HET VERLOOP VAN DE PROCEDURE
Eiseres heeft bij dagvaarding van 11 december 2012 een vordering ingesteld tegen gedaagde en daarbij verwezen naar de overgelegde producties.
Gedaagde heeft ter eerst dienende datum mondeling geantwoord.
Hierna is uitspraak bepaald waarvan de datum is gesteld op heden.
DE MOTIVERING
Als enerzijds gesteld en anderzijds onweersproken staat vast dat gedaagde zich borg heeft gesteld voor haar zoon voor de uit de tussen eiseres en haar zoon bij de huurovereenkomst aangegeven verplichtingen. Nu gesteld noch gebleken is dat gedaagde de borgtocht in een andere hoedanigheid is aangegaan dan als bedoeld in artikel 7:857 BW, brengt dat met zich dat de borgtocht niet anders begrepen kan worden dan als een particuliere borgtocht en geldt het dwingendrechtelijk bepaalde in artikel 7:858 lid 1 BW. Dit betekent dat of het bedrag van de verbintenis van de hoofdschuldeiser moet vaststaan of dat er een maximumbedrag met de borg moet zijn overeengekomen. Nu slechts de huurpenningen ad € 615,00 per maand zijn bepaald en eiseres onweersproken heeft gesteld dat gedaagde in de nakoming van de huurpenningen van de maanden april, mei en juni 2012 ad in totaal € 1.845,00 te kort is geschoten, ligt derhalve dit onderdeel van de vordering, te vermeerderen met de daarover verschuldigde buitengerechtelijke incassokosten en de wettelijke rente voor toewijzing gereed. Ten aanzien van het overige gevorderde is de borgtocht niet geldig nu eiseres niet heeft gesteld of anderszins inzichtelijk heeft gemaakt dat zij met gedaagde een in geld uitgedrukt maximumbedrag is overeengekomen (vergelijk HR 19-9-2008, LJN BD5520).
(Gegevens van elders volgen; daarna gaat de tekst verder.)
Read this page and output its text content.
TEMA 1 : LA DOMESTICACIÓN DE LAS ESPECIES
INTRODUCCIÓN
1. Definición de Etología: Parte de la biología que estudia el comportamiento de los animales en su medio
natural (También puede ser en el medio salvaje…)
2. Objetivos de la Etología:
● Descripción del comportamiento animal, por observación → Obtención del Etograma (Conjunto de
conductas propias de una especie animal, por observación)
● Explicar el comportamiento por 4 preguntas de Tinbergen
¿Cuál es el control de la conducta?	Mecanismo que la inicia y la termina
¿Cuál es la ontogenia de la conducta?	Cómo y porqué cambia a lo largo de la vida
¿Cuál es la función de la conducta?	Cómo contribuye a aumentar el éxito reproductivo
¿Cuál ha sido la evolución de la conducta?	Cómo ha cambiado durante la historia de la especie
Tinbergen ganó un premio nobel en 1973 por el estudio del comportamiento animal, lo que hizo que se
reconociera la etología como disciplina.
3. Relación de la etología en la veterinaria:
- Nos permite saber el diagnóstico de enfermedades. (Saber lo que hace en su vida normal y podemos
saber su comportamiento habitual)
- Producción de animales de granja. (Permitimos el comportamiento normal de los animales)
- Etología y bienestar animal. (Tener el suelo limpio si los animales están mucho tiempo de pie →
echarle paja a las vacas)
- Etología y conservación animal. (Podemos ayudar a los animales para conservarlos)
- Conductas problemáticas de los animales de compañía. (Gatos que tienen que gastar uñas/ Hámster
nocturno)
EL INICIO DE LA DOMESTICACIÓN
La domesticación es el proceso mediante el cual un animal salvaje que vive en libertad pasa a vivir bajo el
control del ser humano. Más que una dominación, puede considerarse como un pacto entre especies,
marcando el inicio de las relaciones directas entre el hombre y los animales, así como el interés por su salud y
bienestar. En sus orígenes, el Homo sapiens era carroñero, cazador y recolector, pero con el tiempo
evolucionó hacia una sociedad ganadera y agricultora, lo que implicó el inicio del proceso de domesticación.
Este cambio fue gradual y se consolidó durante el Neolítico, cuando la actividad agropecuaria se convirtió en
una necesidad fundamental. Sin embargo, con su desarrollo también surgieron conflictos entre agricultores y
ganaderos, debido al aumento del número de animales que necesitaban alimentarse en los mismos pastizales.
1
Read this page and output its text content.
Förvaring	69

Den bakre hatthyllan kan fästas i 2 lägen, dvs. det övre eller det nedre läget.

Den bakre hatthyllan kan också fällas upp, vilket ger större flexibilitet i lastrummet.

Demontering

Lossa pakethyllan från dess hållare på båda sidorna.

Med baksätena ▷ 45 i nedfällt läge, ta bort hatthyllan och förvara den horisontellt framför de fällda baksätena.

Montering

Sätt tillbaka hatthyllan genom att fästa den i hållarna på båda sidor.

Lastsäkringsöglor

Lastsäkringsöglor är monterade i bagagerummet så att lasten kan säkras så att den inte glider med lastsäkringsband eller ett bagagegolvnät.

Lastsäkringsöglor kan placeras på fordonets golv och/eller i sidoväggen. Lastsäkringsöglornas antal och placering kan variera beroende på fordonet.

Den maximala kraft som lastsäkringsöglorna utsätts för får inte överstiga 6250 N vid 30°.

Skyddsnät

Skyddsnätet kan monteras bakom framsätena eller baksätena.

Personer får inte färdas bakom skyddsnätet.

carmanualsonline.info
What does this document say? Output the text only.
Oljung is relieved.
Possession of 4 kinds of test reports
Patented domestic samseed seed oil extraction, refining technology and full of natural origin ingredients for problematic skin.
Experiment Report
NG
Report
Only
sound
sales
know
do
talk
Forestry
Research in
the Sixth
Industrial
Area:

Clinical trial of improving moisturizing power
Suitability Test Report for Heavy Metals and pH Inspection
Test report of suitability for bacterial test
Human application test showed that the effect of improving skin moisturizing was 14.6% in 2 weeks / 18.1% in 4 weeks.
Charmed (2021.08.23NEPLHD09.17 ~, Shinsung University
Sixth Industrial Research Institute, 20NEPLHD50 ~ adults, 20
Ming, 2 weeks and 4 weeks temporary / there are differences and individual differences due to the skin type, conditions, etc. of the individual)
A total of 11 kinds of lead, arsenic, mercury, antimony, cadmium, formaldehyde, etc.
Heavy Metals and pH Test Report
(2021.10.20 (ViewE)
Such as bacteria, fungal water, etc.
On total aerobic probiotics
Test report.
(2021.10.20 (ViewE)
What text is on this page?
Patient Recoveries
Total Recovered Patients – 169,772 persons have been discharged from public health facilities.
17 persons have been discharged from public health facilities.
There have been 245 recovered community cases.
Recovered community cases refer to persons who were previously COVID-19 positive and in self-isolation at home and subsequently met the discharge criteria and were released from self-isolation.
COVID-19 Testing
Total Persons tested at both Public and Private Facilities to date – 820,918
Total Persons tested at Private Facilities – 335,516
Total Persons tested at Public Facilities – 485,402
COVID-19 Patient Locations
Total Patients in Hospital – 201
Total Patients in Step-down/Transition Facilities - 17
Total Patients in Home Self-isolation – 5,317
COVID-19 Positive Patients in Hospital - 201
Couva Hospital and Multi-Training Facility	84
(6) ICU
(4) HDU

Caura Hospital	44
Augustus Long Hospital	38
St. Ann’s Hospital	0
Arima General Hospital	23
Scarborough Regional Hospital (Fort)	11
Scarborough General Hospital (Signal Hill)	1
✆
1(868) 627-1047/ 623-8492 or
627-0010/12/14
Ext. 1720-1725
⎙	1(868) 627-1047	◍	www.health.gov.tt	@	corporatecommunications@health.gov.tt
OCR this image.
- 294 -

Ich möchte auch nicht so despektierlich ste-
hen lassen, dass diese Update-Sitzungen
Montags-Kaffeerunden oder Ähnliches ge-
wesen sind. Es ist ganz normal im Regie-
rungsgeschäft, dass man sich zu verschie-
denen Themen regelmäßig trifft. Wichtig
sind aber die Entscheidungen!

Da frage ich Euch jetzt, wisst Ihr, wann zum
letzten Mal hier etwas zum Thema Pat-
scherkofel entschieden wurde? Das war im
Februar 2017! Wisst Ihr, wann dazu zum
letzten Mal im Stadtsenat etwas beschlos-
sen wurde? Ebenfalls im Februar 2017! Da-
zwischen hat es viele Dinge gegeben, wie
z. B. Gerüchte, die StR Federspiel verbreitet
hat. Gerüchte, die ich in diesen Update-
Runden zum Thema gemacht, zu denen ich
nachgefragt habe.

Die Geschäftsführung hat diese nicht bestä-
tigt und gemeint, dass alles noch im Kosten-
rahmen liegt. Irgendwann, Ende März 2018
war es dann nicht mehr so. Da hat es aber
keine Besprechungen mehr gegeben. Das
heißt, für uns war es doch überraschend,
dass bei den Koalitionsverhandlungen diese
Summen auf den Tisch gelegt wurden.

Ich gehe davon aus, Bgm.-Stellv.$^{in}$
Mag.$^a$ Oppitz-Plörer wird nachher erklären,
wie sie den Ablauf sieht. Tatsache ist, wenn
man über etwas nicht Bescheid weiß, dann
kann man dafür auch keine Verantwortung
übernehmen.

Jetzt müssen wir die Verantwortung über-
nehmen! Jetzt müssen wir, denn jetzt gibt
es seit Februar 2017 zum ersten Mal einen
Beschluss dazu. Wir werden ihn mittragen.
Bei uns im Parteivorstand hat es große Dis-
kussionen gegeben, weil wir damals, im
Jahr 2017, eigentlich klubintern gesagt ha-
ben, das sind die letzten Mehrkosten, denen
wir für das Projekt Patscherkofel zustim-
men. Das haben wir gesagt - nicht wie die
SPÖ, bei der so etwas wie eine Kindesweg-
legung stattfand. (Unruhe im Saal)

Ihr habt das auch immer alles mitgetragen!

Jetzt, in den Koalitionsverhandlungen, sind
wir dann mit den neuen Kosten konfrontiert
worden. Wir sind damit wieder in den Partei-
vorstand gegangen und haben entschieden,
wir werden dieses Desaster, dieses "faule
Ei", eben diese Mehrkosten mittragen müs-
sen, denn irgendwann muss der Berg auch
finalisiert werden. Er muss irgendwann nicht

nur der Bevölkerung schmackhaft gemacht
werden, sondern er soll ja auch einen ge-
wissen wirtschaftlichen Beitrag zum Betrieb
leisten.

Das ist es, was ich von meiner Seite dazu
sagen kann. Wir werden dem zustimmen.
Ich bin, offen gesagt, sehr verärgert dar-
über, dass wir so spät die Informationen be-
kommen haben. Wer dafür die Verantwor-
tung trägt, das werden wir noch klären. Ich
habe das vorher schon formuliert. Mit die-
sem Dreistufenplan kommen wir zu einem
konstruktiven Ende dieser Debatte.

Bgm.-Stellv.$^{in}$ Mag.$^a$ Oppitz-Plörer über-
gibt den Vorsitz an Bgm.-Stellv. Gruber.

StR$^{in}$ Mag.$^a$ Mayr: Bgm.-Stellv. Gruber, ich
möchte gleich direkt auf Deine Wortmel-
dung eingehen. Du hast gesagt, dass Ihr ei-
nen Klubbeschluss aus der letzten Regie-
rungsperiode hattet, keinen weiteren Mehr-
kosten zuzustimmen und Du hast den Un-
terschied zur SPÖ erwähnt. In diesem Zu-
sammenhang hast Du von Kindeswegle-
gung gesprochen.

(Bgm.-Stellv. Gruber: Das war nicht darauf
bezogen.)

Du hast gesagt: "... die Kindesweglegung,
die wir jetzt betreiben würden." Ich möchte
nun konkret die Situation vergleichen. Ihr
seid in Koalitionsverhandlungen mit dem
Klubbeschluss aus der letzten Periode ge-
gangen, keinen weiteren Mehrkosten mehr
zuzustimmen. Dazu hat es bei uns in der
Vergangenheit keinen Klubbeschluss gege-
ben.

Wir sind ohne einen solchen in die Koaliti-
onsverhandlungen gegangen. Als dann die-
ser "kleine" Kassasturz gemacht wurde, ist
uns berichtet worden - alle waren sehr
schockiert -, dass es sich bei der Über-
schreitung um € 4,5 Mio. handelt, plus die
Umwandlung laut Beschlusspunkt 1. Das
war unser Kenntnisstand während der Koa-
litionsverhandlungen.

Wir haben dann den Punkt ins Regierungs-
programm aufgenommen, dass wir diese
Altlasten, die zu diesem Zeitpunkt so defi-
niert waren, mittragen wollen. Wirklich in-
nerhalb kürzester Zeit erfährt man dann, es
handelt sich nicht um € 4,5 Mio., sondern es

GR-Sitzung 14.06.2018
Gedaagde zal, als de in het ongelijk gestelde partij, in de proceskosten worden veroordeeld, met dien verstande dat de verschotten op het daarvoor landelijk gehanteerde bedrag van
€ 7,00 zullen worden gesteld.
DE UITSPRAAK
De kantonrechter:
veroordeelt gedaagde om aan eiseres, tegen bewijs van kwijting, te voldoen het bedrag van
€ 2.202,00 (zijnde de huurachterstand ad € 1.845,00 vermeerderd met de buitengerechtelijke incassokosten ad € 357,00) te vermeerderen met de wettelijke rente vanaf 11 december 2012 tot aan de dag der algehele voldoening.
Veroordeelt gedaagde in de proceskosten, tot aan dit vonnis aan de zijde van eiseres gerezen en begroot op € 836,17, waarin begrepen een bedrag van € 437,00 aan vastrecht, € 300,00 aan salaris gemachtigde en € 99,17 aan exploitkosten.
Verklaart dit vonnis uitvoerbaar bij voorraad.
Wijst af het meer of anders gevorderde.
Dit vonnis is gewezen door mr. J.R. Sijmonsma, kantonrechter, en is in aanwezigheid van de griffier in het openbaar uitgesproken.